Kommentar Enttarnung in Roter Flora: Schlag ins Gesicht

Eine weitere Ermittlerin in der Roten Flora wurde enttarnt. Das dokumentiert die Hinterhältigkeit und Fehlerhaftigkeit des Systems.

ein Treppoenhaus mit mit Graffitis und Plakaten

Begehrt bei der Polizei: Blick ins Innenleben der Roten Flora Foto: dpa

HAMBURG taz | Mit der Polizeibeamtin Astrid O. ist nun die dritte verdeckte Ermittlerin innerhalb von anderthalb Jahren in der linken Szene Hamburgs aufgeflogen. Schon die früheren Enttarnungen zeigten die Fehlerhaftigkeit des Systems, das den Bruch mit seinen eigenen Regeln einplant. Verdeckte Polizeieinsätze können nicht im Rahmen des Gesetzes stattfinden – so sind sie nicht angelegt, so funktionieren sie auch nicht.

Iris P. hatte in ihrer Einsatzzeit Liebesbeziehungen mit Menschen aus ihrem Ermittlungsumfeld und infiltrierte einen Radiosender – ein Angriff auf Persönlichkeitsrechte und Pressefreiheit. Maria B. hatte sexuelle Beziehungen mit Menschen aus der Szene und beging vermutlich Straftaten unter ihrer Tarnidentität.

Über Astrid O. sind nun viele Details noch nicht bekannt. Aber vor dem Hintergrund der früheren Enttarnungen schließt die 7-jährige Dauer ihres Einsatzes nahezu aus, dass sie währenddessen keine Grenzverletzungen begangen hat. Schon jetzt ist klar: Ein Schlag ins Gesicht ist die Enttarnung für diejenigen, die mit der vermeintlichen Aktivistin „Astrid Schütt“ befreundet waren, Debatten geführt und Aktionen geplant haben. Auch war Astrid O. Namensgeberin für die Jugend-Antifa-Gruppe „Nella Faccia“, die sie mit aufgebaut hat. Vom Italienischen ins Deutsche übersetzt heißt das „ins Gesicht“.

Das LKA hat sich den Zugang zur linken Szene erschlichen, indem sich O. an Jugendliche hängte. Jugendliche sind unerfahren und schöpfen nicht so schnell Verdacht, sie sind politisch nicht so gefestigt, sondern leichter zu beeindrucken und zu manipulieren.

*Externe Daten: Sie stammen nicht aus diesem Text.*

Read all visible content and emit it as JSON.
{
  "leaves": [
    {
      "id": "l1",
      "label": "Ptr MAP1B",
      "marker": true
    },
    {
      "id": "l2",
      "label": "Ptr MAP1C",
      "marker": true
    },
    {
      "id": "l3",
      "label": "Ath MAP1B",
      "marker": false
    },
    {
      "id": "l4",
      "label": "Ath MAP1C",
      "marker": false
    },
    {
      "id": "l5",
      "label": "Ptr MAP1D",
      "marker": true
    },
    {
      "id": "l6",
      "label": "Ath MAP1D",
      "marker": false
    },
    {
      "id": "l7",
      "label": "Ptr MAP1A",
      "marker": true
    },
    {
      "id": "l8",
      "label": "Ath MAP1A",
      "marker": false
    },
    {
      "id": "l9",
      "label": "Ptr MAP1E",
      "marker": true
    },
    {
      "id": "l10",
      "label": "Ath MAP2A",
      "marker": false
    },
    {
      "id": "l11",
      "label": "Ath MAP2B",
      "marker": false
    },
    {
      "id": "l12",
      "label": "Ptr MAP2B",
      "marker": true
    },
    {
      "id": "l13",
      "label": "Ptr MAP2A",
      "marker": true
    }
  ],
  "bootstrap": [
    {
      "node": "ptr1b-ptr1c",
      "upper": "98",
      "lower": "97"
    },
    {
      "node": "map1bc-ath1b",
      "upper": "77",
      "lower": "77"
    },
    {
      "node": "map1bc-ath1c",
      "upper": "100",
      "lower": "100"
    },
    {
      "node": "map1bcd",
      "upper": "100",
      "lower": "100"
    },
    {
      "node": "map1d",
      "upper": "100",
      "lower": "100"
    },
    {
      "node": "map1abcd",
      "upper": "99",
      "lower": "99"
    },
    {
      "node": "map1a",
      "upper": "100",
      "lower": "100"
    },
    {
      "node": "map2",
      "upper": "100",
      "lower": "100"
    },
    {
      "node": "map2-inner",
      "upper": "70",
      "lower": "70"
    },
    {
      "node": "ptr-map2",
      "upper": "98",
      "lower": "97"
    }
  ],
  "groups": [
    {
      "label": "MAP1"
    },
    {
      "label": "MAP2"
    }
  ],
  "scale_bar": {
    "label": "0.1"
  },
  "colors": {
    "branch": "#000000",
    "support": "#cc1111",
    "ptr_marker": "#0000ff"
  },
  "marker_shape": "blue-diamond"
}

Es ist höchst verwerflich, sie zu benutzen, weil es noch skrupelloser ist, als jahrelang Erwachsene zu betrügen oder sich ihnen auf der Straße entgegenzustellen.

Ein Schlag ins Gesicht ist es aber auch für die Gesellschaft, wenn zum wiederholten Mal bekannt wird, dass der Staat Politgruppen ausspioniert hat, in denen sich junge Menschen ehrenamtlich gegen Nazis, Armut, den Klimawandel oder globale Ungerechtigkeit engagieren. Was sagt uns das über das System, in dem wir leben, wenn linker Politik und gesellschaftlichem Engagement mit derartiger Repression begegnet wird?

Es ist ein Armutszeugnis für den Staat. Er wendet hinterhältige Methoden an, um soziale Bewegungen zu überwachen und im Zaum zu halten. Die Polizei kämpft dagegen, dass Leute in ihrer Freizeit versuchen zu verhindern, dass Nazis Flüchtlingsheime anzünden. Klar, das tut die Polizei immer, wenn sie Nazidemos beschützt oder linke Demos blockiert. Im Fall von Astrid O. war es nur hinterhältiger.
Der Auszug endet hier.